Judaism was central to Isaac. “He talked about Jewish historical events all the time,” David said. “They were fresh to him. He talked about them as if they had happened in the not-too-distant past. He was extremely well-versed in the Bible. I once asked him about a Talmud set on his shelf and he said his father had sent it to him. His father had high hopes that he’d become a Talmud scholar.”
When Isaac’s wife was writing a dissertation on the Land of Israel movement — opposing the land-for-peace movement — which became the book Israel Divided, he assisted her and accompanied her to meetings. His own sympathies were with the Land of Israel Movement, and at one of their meetings he suggested there should be a counterpart organization in the U.S. to lobby for retaining the territories liberated in the 1967 Six-Day War.
Later, after he returned to the States, he was pursued by Shmuel Katz, a former member of the Irgun’s high command who was active in the Land of Israel Movement, (which was remarkable at that time for bringing together well-known figures from every part of the political spectrum.) Katz brought together a number of people who formed the base of the new organization, and thus Americans for a Safe Israel (AFSI) was born, with Isaac serving as chairman. A few years later he turned over the reins to Herbert Zweibon who led the organization until his death. Isaac would often say his greatest contribution to AFSI was recruiting Zweibon.
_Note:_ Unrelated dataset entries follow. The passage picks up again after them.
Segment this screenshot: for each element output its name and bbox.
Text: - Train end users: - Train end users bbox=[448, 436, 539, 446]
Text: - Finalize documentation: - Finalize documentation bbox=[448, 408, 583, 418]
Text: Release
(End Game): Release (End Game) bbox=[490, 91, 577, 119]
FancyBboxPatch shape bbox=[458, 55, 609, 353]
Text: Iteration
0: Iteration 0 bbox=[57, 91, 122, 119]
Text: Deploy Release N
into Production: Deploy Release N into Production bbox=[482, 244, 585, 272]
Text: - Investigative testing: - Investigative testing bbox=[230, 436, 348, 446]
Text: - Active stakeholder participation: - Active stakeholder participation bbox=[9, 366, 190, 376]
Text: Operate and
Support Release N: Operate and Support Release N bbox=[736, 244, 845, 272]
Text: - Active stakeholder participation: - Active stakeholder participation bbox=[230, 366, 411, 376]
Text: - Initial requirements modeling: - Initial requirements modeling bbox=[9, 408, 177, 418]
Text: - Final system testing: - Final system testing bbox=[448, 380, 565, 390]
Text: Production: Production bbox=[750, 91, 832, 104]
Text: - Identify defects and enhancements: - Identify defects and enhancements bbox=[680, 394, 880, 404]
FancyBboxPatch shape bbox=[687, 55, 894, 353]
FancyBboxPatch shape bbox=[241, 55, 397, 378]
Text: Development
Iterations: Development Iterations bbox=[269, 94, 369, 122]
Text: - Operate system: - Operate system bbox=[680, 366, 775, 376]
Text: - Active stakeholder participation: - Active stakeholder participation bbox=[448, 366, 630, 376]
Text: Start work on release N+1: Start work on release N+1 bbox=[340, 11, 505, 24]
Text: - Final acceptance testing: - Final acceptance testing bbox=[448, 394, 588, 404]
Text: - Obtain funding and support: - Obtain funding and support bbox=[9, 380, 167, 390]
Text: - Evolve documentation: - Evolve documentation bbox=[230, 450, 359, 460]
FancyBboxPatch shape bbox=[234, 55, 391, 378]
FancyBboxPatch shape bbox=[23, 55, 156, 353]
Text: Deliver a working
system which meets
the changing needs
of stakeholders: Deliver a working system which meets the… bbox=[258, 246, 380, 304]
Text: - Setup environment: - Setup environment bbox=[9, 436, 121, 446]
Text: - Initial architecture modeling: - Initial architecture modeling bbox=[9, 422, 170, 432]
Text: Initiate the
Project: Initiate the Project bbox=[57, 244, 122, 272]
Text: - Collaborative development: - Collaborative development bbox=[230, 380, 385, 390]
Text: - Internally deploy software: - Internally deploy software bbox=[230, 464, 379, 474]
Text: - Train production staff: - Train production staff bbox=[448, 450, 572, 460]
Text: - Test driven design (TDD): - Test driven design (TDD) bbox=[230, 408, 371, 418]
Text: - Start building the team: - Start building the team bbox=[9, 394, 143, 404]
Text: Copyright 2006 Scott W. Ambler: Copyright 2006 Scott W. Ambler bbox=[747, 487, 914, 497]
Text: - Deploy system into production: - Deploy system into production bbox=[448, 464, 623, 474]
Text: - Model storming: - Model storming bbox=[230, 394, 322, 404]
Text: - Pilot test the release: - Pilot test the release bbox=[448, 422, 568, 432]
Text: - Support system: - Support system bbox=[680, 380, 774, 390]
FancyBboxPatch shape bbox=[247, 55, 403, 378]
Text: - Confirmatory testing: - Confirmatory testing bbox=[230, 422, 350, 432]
The organization is active to this day.
“Dad, who possessed a deep political understanding throughout his life and a sense of responsibility to try and do something about the depredations of the radical Left, was also involved in other organizations,” David said. “He was vice chairman of SE2, Scientists and Engineers for Secure Energy, Inc. The group, which included many prominent scientists, advocated for the peaceful use of nuclear power and attempted to counter the anti-nuclear movement.
“Through his involvement with SE2 he became friendly with Dr. Edward Teller, father of the hydrogen bomb. He was also on the board of The University Centers for Rational Alternatives (UCRA), which was founded in response to the rise of student radicalism in the late 1960s. The group published a monthly journal Measure.”
Isaac is survived by his wife, Rael; four sons, Gamaliel, Gideon, Raphael, and David; and five grandchildren.